Udzungwa National Park was opened in October 1992 by Prince Bernhard of the Netherlands and has only recently been superceded by Saadani and Kitulo National Parks as the country’s newest.
The park covers about 1,900 square kilometeres, protecting about 10% of the Udzungwa Range (the largest mountain range – part of the Eastern Arc). The name literally translates as “Land of the Dzungwa”, a subgroup of the Hehe tribe that settled on the western side of the Udzungwa Range.
The Eastern Arc is one of East Africa’s most significant features, and deserves some elaboration. A string of 13 ancient mountain ranges were collectively given the term “Eastern Arc” by Dr Jon Lovett in the 1980s, in order to group their similar geomorphology and ecology despite being physically independent of each other. Formed about 100 million years ago, each mountain range is an uprising of crystalline rock; the product of major tectonic activity along a fault in the earth’s crust that runs east of East Africa’s other major geographic landmarks – Mount Kilimanjaro, Meru and Kenya, as well as the more recent Rift Valley.
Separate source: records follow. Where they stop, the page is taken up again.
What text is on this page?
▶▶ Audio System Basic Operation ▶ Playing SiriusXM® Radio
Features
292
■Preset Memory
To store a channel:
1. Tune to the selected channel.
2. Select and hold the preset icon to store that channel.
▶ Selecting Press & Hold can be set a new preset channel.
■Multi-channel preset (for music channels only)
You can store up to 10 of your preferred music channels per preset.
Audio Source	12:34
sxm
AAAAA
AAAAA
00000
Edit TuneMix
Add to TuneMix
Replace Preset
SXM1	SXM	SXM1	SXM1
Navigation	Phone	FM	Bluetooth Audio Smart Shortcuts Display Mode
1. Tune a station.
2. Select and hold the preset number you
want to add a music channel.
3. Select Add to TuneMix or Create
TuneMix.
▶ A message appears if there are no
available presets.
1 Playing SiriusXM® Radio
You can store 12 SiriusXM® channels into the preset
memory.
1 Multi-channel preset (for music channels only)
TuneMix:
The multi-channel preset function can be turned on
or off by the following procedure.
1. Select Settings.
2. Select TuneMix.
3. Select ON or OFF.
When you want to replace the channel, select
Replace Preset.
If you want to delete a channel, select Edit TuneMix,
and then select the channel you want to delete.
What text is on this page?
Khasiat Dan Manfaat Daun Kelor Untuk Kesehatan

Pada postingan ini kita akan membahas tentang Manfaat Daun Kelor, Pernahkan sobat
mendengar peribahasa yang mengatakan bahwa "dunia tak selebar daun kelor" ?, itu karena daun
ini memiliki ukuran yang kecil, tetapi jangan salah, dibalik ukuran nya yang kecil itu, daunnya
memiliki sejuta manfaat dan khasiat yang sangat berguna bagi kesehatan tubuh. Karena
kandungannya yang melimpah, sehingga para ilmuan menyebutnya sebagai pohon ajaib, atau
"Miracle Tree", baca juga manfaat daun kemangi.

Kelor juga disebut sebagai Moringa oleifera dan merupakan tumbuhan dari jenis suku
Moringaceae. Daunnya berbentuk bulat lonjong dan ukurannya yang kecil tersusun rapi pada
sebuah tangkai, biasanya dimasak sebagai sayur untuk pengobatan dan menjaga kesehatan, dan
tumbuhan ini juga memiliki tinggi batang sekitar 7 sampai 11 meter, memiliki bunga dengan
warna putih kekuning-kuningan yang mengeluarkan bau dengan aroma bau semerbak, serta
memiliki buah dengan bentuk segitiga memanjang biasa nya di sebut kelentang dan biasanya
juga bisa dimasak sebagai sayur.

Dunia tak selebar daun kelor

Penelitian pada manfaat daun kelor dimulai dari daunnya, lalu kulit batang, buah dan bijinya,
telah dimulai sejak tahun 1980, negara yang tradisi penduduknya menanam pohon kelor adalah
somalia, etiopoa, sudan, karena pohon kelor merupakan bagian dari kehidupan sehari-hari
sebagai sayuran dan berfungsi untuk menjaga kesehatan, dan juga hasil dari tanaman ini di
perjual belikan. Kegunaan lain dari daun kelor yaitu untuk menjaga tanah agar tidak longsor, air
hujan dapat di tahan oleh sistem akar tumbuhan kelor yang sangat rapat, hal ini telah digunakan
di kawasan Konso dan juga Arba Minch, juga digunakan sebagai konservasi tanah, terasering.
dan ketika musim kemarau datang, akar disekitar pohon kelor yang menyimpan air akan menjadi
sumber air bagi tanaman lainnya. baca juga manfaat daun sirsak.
The extensive mountain ranges assisted westward winds from the Indian Ocean in producing an intense and local water cycle (by forcing damp air upwards, resulting in condensation and consequently, heavy precipitation), resulting in vast rainforests that date back as far as 30 million years ago. This makes the area unique in that these forests date back to when Africa was still part of the super-continent Gondwanaland, and survived through several ice ages. Approximately 10 million years ago, during a particularly dry and cold period, the forests of western and central Africa retreated, leaving the Eastern Arc rainforests isolated. Subsequent geographic activity further isolated the range into 13 separate entities, and the result was the modern day’s individual and remote “islands” of rainforests dotted over the eastern part of the continent.
The isolation and separation of the individual rainforests is of immense evolutionary significance, and the entire Eastern Arc has often been referred to as the “Gálapagos of Africa” for the unique species that have developed in each respective range. To put some figures to this label, the Eastern Arc houses more types of trees (over 680) than the entirety of North America and Europe, combined! Similar statistics roll over to the animal kingdom, and the Eastern Arc Mountains have recently been classified as one of the world’s 20 most important biodiversity sites.
Udzungwa is unfortunately the only officially protected site along the entire Eastern Arc, and covers the most significant rainforest of the 13 sites, making it the country’s most important biodiversity location. Over 25% of the plant species identified here are endemic, and three full species of primate are also limited to the area – the Uhehe red colous, the Sanje crested mangabey and the Matunda galago. 25 of the 32 bird species limited to the Endemic Bird Area are found in the Udzungwa Mountains, a statistic that should get most avid bird-watchers’ blood racing!
With no vehicle tracks in the national park, exploration is (fortunately, in our opinion!) limited to walking and hiking, and guides/porters can be organised relatively easily. Some trails (such as the Prince Bernhard Waterfall Trail) can be done without professional guides, and this can actually be quite rewarding…with no time constraints and the freedom of your own authority, as much or as little photography, exploration and investigation as you want can be carried out.
Other trails include the Sanje Waterfall Trail (guided, four hours, recommended), the Sonjo Trail (3 hours, easier), or the 3 day hike of the Mwanihana Trail (38km, best chance of seeing the rarer species and only opportunity to see the inner closed canopy forest/higher slopes).